Feng Yazhu

Personal information
- Nationality: Chinese
- Born: 19 December 1992 (age 33) Tianjin, China

Sport
- Sport: Paralympic swimming
- Disability class: S2

Medal record
Women's Paralympic swimming
Representing China
Summer Paralympics
| Gold medal – first place | 2012 London | 50 m backstroke S2 |
| Silver medal – second place | 2016 Rio de Janeiro | 50 m backstroke S2 |
| Silver medal – second place | 2016 Rio de Janeiro | 100 m backstroke S2 |
| Bronze medal – third place | 2020 Tokyo | 50 m backstroke S2 |

= Feng Yazhu =

Chinese Paralympic swimmer

Feng Yazhu (born 19 December 1992) is a Chinese Paralympic swimmer.
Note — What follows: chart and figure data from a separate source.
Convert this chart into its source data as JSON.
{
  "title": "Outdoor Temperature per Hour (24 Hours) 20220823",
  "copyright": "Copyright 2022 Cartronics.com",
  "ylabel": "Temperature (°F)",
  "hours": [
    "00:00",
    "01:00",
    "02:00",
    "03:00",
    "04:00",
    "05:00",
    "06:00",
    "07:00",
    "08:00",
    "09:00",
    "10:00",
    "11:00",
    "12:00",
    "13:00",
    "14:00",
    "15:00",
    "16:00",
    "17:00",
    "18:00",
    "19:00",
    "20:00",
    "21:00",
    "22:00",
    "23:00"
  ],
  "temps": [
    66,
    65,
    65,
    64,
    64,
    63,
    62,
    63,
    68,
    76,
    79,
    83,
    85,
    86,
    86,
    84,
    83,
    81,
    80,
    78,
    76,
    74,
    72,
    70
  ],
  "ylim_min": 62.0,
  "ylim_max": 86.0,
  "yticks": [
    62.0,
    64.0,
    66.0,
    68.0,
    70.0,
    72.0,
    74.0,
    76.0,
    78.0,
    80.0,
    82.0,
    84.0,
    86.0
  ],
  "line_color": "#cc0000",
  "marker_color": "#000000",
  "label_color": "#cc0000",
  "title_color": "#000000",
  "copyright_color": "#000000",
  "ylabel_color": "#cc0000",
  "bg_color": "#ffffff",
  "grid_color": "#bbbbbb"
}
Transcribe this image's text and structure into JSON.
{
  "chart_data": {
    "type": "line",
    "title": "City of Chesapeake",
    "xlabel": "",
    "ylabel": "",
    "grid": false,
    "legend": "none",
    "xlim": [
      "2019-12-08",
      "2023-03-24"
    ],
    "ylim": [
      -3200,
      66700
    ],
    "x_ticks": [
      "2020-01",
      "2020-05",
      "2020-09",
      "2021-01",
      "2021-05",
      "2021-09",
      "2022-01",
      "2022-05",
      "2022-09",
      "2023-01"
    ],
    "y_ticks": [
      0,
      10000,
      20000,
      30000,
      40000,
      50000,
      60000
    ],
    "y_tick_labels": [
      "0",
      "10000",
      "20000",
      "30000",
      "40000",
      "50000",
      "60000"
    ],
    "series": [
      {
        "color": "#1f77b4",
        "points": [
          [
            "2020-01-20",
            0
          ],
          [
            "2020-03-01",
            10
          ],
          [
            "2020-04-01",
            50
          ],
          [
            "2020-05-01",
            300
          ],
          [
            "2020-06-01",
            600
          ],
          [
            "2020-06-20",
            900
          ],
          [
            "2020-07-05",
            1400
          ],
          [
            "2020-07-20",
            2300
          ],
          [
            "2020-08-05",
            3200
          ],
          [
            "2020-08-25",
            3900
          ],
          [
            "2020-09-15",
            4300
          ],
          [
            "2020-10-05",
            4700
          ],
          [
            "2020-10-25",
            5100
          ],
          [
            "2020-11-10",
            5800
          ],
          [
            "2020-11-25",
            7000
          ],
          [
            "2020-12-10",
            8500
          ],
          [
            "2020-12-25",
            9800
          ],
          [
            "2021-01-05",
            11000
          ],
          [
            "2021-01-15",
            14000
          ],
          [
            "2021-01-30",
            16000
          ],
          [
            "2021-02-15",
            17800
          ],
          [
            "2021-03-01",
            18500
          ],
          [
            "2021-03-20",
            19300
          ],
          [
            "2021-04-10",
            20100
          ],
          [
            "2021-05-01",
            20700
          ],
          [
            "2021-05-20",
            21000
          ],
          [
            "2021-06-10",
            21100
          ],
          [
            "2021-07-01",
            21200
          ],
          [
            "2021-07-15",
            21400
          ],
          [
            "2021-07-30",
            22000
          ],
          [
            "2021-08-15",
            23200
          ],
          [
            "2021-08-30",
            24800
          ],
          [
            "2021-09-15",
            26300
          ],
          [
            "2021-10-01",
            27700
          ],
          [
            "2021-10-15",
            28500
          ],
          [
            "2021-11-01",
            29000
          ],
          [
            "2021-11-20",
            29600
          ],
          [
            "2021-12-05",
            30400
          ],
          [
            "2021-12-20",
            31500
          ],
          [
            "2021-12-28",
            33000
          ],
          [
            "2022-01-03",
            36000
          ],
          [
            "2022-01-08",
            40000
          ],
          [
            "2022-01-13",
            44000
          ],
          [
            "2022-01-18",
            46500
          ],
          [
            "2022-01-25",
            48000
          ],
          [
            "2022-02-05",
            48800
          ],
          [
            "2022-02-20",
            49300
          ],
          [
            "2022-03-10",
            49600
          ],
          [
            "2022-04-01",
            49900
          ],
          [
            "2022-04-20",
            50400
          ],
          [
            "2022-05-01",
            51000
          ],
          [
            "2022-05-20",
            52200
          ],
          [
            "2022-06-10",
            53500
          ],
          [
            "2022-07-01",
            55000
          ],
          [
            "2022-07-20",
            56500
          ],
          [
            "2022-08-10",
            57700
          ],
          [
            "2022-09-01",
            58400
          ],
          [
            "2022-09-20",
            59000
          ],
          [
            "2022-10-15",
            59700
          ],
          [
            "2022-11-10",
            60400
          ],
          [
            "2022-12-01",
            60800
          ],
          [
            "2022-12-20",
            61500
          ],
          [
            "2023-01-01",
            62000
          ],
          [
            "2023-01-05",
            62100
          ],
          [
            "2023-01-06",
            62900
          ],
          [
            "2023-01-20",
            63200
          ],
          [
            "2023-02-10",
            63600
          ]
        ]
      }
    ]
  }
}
She represented China at the Summer Paralympics.

==Career==
Yazhu represented China at the 2012 Summer Paralympics in the 50 metre backstroke S2 event and won a gold medal. At the 2016 Summer Paralympics she won two silver medals in the 50 metre backstroke S2 and 100 metre backstroke S2 events. At the 2020 Summer Paralympics she won a bronze medal in the 50 metre backstroke S2 event.